The polar regions remain poorly observed relative to other regions on Earth. As a result our physical understanding of polar processes and the interactions within the polar climate system, consisting of atmosphere and oceans, sea ice, ice shelves and ice sheets, remains weak. Since polar climate is sensitive to global warming, the polar regions are hotspots of rapid surface warming, cryospheric melt, and oceanic transformation. Our weak physical understanding of these regions limits confidence in projections of polar climate change and its global impacts. This program will bring together experts from atmospheric, oceanic, cryospheric and fundamental-physics perspectives to consider the physics of past, present, and future polar climate.

This program will cross traditionally siloed scientific domains, which share common physical, theoretical, and methodological foundations. We wish to attract a diverse group of participants across research fields, career stage, under-represented groups, as well as gender, from around the world.
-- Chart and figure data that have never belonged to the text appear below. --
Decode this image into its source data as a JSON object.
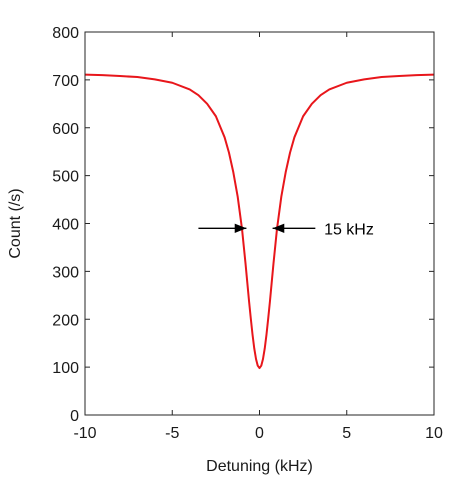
{
  "chart_data": {
    "type": "line",
    "title": "",
    "xlabel": "Detuning (kHz)",
    "ylabel": "Count (/s)",
    "xlim": [
      -10,
      10
    ],
    "ylim": [
      0,
      800
    ],
    "xticks": [
      -10,
      -5,
      0,
      5,
      10
    ],
    "yticks": [
      0,
      100,
      200,
      300,
      400,
      500,
      600,
      700,
      800
    ],
    "xtick_labels": [
      "-10",
      "-5",
      "0",
      "5",
      "10"
    ],
    "ytick_labels": [
      "0",
      "100",
      "200",
      "300",
      "400",
      "500",
      "600",
      "700",
      "800"
    ],
    "grid": false,
    "series": [
      {
        "color": "#e8161b",
        "x": [
          -10,
          -9,
          -8,
          -7,
          -6,
          -5,
          -4,
          -3.5,
          -3,
          -2.5,
          -2,
          -1.75,
          -1.5,
          -1.25,
          -1,
          -0.9,
          -0.8,
          -0.7,
          -0.6,
          -0.5,
          -0.4,
          -0.3,
          -0.2,
          -0.1,
          0,
          0.1,
          0.2,
          0.3,
          0.4,
          0.5,
          0.6,
          0.7,
          0.8,
          0.9,
          1,
          1.25,
          1.5,
          1.75,
          2,
          2.5,
          3,
          3.5,
          4,
          5,
          6,
          7,
          8,
          9,
          10
        ],
        "y": [
          711,
          710,
          708,
          706,
          701,
          694,
          680,
          668,
          650,
          624,
          580,
          548,
          507,
          456,
          388,
          352,
          316,
          277,
          238,
          202,
          168,
          139,
          117,
          103,
          98,
          103,
          117,
          139,
          168,
          202,
          238,
          277,
          316,
          352,
          388,
          456,
          507,
          548,
          580,
          624,
          650,
          668,
          680,
          694,
          701,
          706,
          708,
          710,
          711
        ]
      }
    ],
    "annotations": [
      {
        "type": "arrow",
        "direction": "right",
        "x_from": -3.5,
        "x_to": -0.75,
        "y": 390
      },
      {
        "type": "arrow",
        "direction": "left",
        "x_from": 3.2,
        "x_to": 0.75,
        "y": 390
      },
      {
        "type": "text",
        "text": "15 kHz",
        "x": 3.7,
        "y": 390
      }
    ]
  }
}
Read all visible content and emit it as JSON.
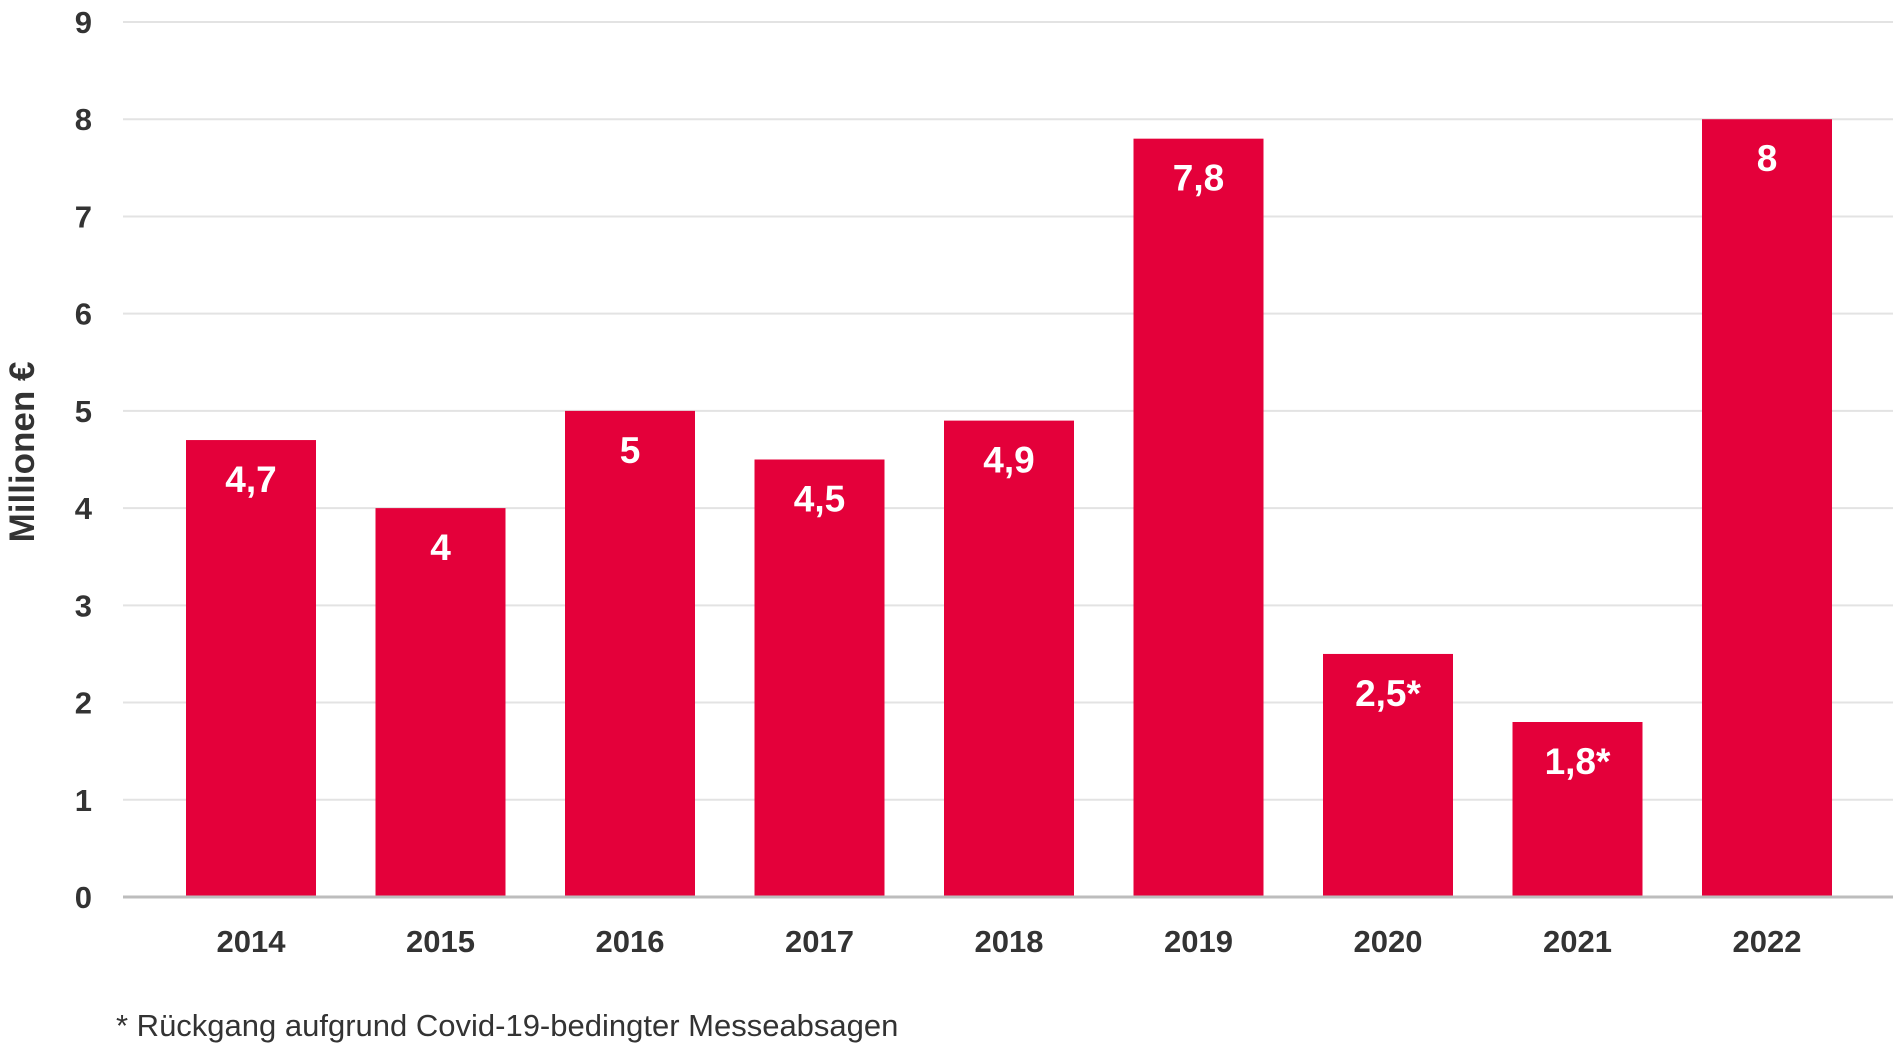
{
  "chart_data": {
    "type": "bar",
    "categories": [
      "2014",
      "2015",
      "2016",
      "2017",
      "2018",
      "2019",
      "2020",
      "2021",
      "2022"
    ],
    "values": [
      4.7,
      4.0,
      5.0,
      4.5,
      4.9,
      7.8,
      2.5,
      1.8,
      8.0
    ],
    "data_labels": [
      "4,7",
      "4",
      "5",
      "4,5",
      "4,9",
      "7,8",
      "2,5*",
      "1,8*",
      "8"
    ],
    "title": "",
    "xlabel": "",
    "ylabel": "Millionen €",
    "ylim": [
      0,
      9
    ],
    "yticks": [
      0,
      1,
      2,
      3,
      4,
      5,
      6,
      7,
      8,
      9
    ],
    "grid": true,
    "legend": "none",
    "bar_color": "#e4003a",
    "footnote": "* Rückgang aufgrund Covid-19-bedingter Messeabsagen"
  }
}
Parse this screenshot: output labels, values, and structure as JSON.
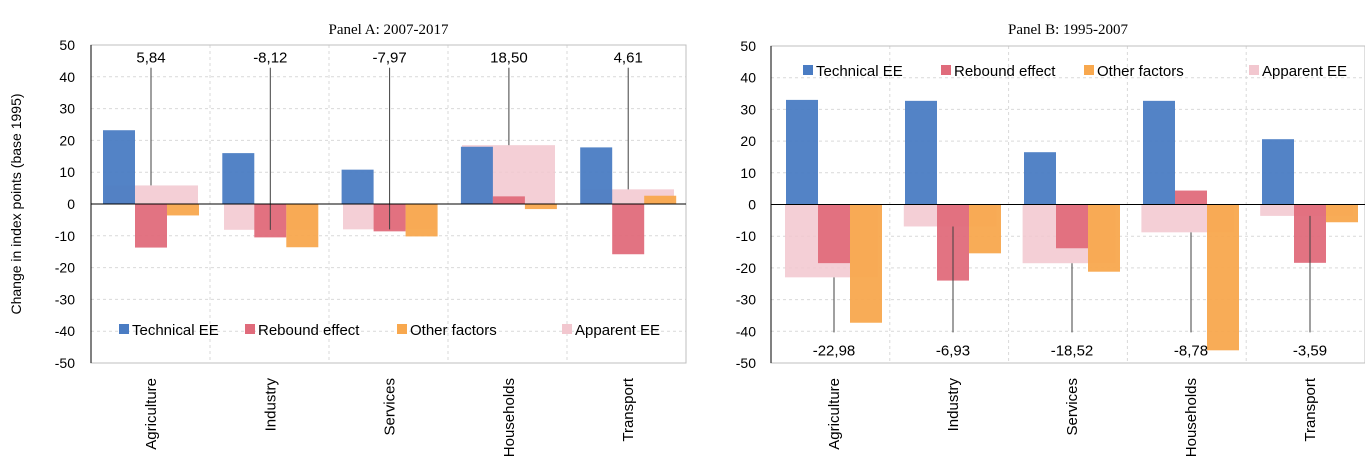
{
  "y_axis_label": "Change in index points (base 1995)",
  "colors": {
    "technical": "#4a7cc3",
    "rebound": "#e06b7b",
    "other": "#f8a84e",
    "apparent": "#f2c7cf",
    "grid": "#d9d9d9",
    "axis": "#000000"
  },
  "chart_data": [
    {
      "type": "bar",
      "title": "Panel A: 2007-2017",
      "categories": [
        "Agriculture",
        "Industry",
        "Services",
        "Households",
        "Transport"
      ],
      "ylim": [
        -50,
        50
      ],
      "yticks": [
        -50,
        -40,
        -30,
        -20,
        -10,
        0,
        10,
        20,
        30,
        40,
        50
      ],
      "grid": true,
      "legend_position": "bottom",
      "series": [
        {
          "name": "Technical EE",
          "values": [
            23.2,
            16.0,
            10.8,
            18.0,
            17.8
          ]
        },
        {
          "name": "Rebound effect",
          "values": [
            -13.7,
            -10.5,
            -8.6,
            2.4,
            -15.8
          ]
        },
        {
          "name": "Other factors",
          "values": [
            -3.6,
            -13.6,
            -10.2,
            -1.6,
            2.6
          ]
        },
        {
          "name": "Apparent EE",
          "values": [
            5.84,
            -8.12,
            -7.97,
            18.5,
            4.61
          ]
        }
      ],
      "data_labels": [
        "5,84",
        "-8,12",
        "-7,97",
        "18,50",
        "4,61"
      ],
      "label_value": 46
    },
    {
      "type": "bar",
      "title": "Panel B: 1995-2007",
      "categories": [
        "Agriculture",
        "Industry",
        "Services",
        "Households",
        "Transport"
      ],
      "ylim": [
        -50,
        50
      ],
      "yticks": [
        -50,
        -40,
        -30,
        -20,
        -10,
        0,
        10,
        20,
        30,
        40,
        50
      ],
      "grid": true,
      "legend_position": "top",
      "series": [
        {
          "name": "Technical EE",
          "values": [
            33.0,
            32.7,
            16.5,
            32.7,
            20.6
          ]
        },
        {
          "name": "Rebound effect",
          "values": [
            -18.5,
            -24.0,
            -13.8,
            4.4,
            -18.4
          ]
        },
        {
          "name": "Other factors",
          "values": [
            -37.3,
            -15.4,
            -21.2,
            -46.0,
            -5.6
          ]
        },
        {
          "name": "Apparent EE",
          "values": [
            -22.98,
            -6.93,
            -18.52,
            -8.78,
            -3.59
          ]
        }
      ],
      "data_labels": [
        "-22,98",
        "-6,93",
        "-18,52",
        "-8,78",
        "-3,59"
      ],
      "label_value": -46
    }
  ]
}
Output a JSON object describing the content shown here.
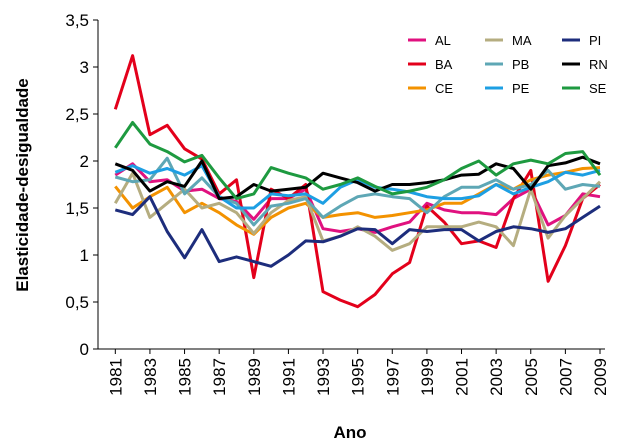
{
  "chart_data": {
    "type": "line",
    "x_label": "Ano",
    "y_label": "Elasticidade-desigualdade",
    "x": [
      1981,
      1982,
      1983,
      1984,
      1985,
      1986,
      1987,
      1988,
      1989,
      1990,
      1991,
      1992,
      1993,
      1994,
      1995,
      1996,
      1997,
      1998,
      1999,
      2000,
      2001,
      2002,
      2003,
      2004,
      2005,
      2006,
      2007,
      2008,
      2009
    ],
    "xlim": [
      1980,
      2009
    ],
    "xticks": [
      1981,
      1983,
      1985,
      1987,
      1989,
      1991,
      1993,
      1995,
      1997,
      1999,
      2001,
      2003,
      2005,
      2007,
      2009
    ],
    "ylim": [
      0,
      3.5
    ],
    "yticks": [
      0,
      {
        "value": 0.5,
        "label": "0,5"
      },
      1,
      {
        "value": 1.5,
        "label": "1,5"
      },
      2,
      {
        "value": 2.5,
        "label": "2,5"
      },
      3,
      {
        "value": 3.5,
        "label": "3,5"
      }
    ],
    "legend": "top-right",
    "series": [
      {
        "name": "AL",
        "color": "#e0117f",
        "values": [
          1.85,
          1.97,
          1.78,
          1.8,
          1.68,
          1.7,
          1.6,
          1.57,
          1.38,
          1.6,
          1.6,
          1.7,
          1.28,
          1.25,
          1.28,
          1.24,
          1.3,
          1.35,
          1.55,
          1.48,
          1.45,
          1.45,
          1.43,
          1.6,
          1.7,
          1.32,
          1.42,
          1.65,
          1.62
        ]
      },
      {
        "name": "BA",
        "color": "#e3001b",
        "values": [
          2.55,
          3.12,
          2.28,
          2.38,
          2.13,
          2.02,
          1.65,
          1.8,
          0.76,
          1.7,
          1.6,
          1.75,
          0.61,
          0.52,
          0.45,
          0.58,
          0.8,
          0.92,
          1.52,
          1.35,
          1.12,
          1.15,
          1.08,
          1.6,
          1.9,
          0.72,
          1.1,
          1.6,
          1.75
        ]
      },
      {
        "name": "CE",
        "color": "#f39200",
        "values": [
          1.73,
          1.5,
          1.62,
          1.72,
          1.45,
          1.55,
          1.45,
          1.32,
          1.22,
          1.4,
          1.5,
          1.55,
          1.4,
          1.43,
          1.45,
          1.4,
          1.42,
          1.45,
          1.48,
          1.55,
          1.55,
          1.65,
          1.75,
          1.7,
          1.8,
          1.85,
          1.88,
          1.92,
          1.93
        ]
      },
      {
        "name": "MA",
        "color": "#b5ad80",
        "values": [
          1.55,
          1.87,
          1.4,
          1.55,
          1.7,
          1.5,
          1.55,
          1.45,
          1.23,
          1.45,
          1.58,
          1.62,
          1.15,
          1.2,
          1.3,
          1.2,
          1.05,
          1.12,
          1.3,
          1.3,
          1.3,
          1.35,
          1.3,
          1.1,
          1.7,
          1.18,
          1.42,
          1.6,
          1.78
        ]
      },
      {
        "name": "PB",
        "color": "#5ea7b5",
        "values": [
          1.83,
          1.78,
          1.8,
          2.03,
          1.65,
          1.82,
          1.62,
          1.55,
          1.32,
          1.52,
          1.55,
          1.6,
          1.4,
          1.52,
          1.62,
          1.65,
          1.62,
          1.6,
          1.45,
          1.62,
          1.72,
          1.72,
          1.8,
          1.7,
          1.75,
          1.9,
          1.7,
          1.75,
          1.73
        ]
      },
      {
        "name": "PE",
        "color": "#1d9fe3",
        "values": [
          1.88,
          1.95,
          1.87,
          1.92,
          1.85,
          1.95,
          1.62,
          1.5,
          1.5,
          1.65,
          1.63,
          1.65,
          1.55,
          1.72,
          1.8,
          1.72,
          1.7,
          1.67,
          1.62,
          1.6,
          1.6,
          1.63,
          1.75,
          1.65,
          1.72,
          1.78,
          1.88,
          1.85,
          1.9
        ]
      },
      {
        "name": "PI",
        "color": "#1d2d7c",
        "values": [
          1.48,
          1.43,
          1.62,
          1.25,
          0.97,
          1.27,
          0.93,
          0.98,
          0.93,
          0.88,
          1.0,
          1.15,
          1.14,
          1.2,
          1.28,
          1.27,
          1.12,
          1.27,
          1.25,
          1.27,
          1.27,
          1.15,
          1.25,
          1.3,
          1.28,
          1.24,
          1.28,
          1.4,
          1.52
        ]
      },
      {
        "name": "RN",
        "color": "#000000",
        "values": [
          1.97,
          1.9,
          1.68,
          1.78,
          1.73,
          2.0,
          1.6,
          1.62,
          1.75,
          1.68,
          1.7,
          1.72,
          1.87,
          1.82,
          1.77,
          1.68,
          1.75,
          1.75,
          1.77,
          1.8,
          1.85,
          1.86,
          1.97,
          1.92,
          1.7,
          1.95,
          1.98,
          2.04,
          1.97
        ]
      },
      {
        "name": "SE",
        "color": "#1e9a40",
        "values": [
          2.14,
          2.41,
          2.18,
          2.1,
          1.99,
          2.06,
          1.82,
          1.6,
          1.65,
          1.93,
          1.87,
          1.82,
          1.7,
          1.75,
          1.82,
          1.73,
          1.65,
          1.68,
          1.72,
          1.8,
          1.92,
          2.0,
          1.85,
          1.97,
          2.01,
          1.97,
          2.08,
          2.1,
          1.85
        ]
      }
    ]
  }
}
Urgent scientific issues include sea level rise; the causes and consequences of Arctic amplification of global warming; the coupling between glaciers, ice sheets, the atmosphere and ocean; and the transport of energy, moisture and constituents to and from high latitudes. We seek advances in theory, modeling, process understanding, state and parameter estimation, and observational science in polar regions. Given accelerating anthropogenic climate change in polar regions which urgently requires advances in modeling, observational, and data science, this program is very timely.